Despite all these efforts, there still exists a massive gap between the demand for credit by poor households and the supply of credit by formal financial and social institutions. Of the 75 mn. poor households in India, of which 60 mn. are rural households and 15 mn. urban households, it is estimated that the total annual requirement of credit for rural households would be at least Rs.120 bn. on the basis of Rs.2000/- per family. Another estimate for micro finance services, excluding housing, is Rs.500 bn. assuming that annual average credit usage is Rs.6000/- per rural poor household and Rs.9000/- per urban poor household. Housing credit requirement is estimated at Rs.10 bn. every year. In addition, the clients require saving and insurance services . The dependence of poor on informal and non-institutional sources of credit still remains very high.Source : SIDBI

1.5.2 Self-Help Group
SHG is a small, autonomous, non-political group of people living near to each other and share common concerns, work together for their personal, social and economic development.

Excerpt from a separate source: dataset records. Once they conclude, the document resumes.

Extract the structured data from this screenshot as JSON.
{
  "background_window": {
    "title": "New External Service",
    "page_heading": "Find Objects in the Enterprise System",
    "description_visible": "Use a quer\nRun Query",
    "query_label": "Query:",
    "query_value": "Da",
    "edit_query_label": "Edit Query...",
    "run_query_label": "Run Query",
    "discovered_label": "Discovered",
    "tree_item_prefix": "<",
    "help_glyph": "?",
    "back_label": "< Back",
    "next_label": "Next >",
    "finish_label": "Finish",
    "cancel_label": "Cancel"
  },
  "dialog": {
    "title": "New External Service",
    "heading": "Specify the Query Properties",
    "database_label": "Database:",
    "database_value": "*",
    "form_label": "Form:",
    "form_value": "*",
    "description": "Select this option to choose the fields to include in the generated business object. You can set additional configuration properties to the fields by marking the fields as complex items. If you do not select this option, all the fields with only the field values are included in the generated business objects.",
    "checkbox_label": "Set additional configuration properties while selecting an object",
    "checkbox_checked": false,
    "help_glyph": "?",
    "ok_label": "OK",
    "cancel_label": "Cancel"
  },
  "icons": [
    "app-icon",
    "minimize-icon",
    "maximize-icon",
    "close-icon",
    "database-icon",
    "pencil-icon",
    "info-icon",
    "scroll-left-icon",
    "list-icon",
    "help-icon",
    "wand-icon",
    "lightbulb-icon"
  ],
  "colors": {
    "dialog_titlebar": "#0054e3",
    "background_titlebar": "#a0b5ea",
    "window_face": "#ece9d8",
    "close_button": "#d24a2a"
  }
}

Background of women Self Help Groups
Liberalisation of Indian economy has provided both economic opportunities and threats to the poor households. They too are gaining access to the expanding markets, be it a Block, where new industry is being set-up, or a small town which is attracting new tourists or a district headquarters which is getting its infrastructure facilities built, or simply because of increased purchasing power of the rural economy. Slowly but surely, poor households are responding to increased consumer demands. In many such cases of economic upsurge, availability of credit to the poor households provides the critical impetus for initiating and/or expanding their income generating activities(IGAs)
Experience in micro-finance programs suggests that access to financial services are critical for providing economic security to the pooor households. Credit, if appropriately delivered, is attractive to the poor (tlk of money!), financially viable ( income through viable IGAs) and self-sustainabale (capital and assets build up from income). Experience also proves that women in
poor households "Value" credit and ensuing benefits reach to the whole family. Experience across communities suggests that
Women by their nature have more fiscal discipline and take their repayment responsibilities seriously.
Through woman, the credit and the income reaches to the whole family.
Easy access to credit encourages women to initiate and expand her own exclusive IGAs.
She is able to improve her status in the family and the community, as she begins to access credit for herself and her family and by becoming significant contributor in managing the household cash-flow.
Her increased participation in the household and village economy helps her gain courage

1.6 Classification of micro-finance institutions:-
NGOs-Which are mainly engaged in promoting self help groups (SHGS) and their federations at a cluster level and linking SHGs with banks, under the NABARD schemes. NGOs directly landing to borrowers, who are either organized in SHGs or into Greenmeen Bank style groups and centers. These NGOs borrow bulk funds from RMK; FWWB and SIDBI. Also it borrow bulk funds from various donors.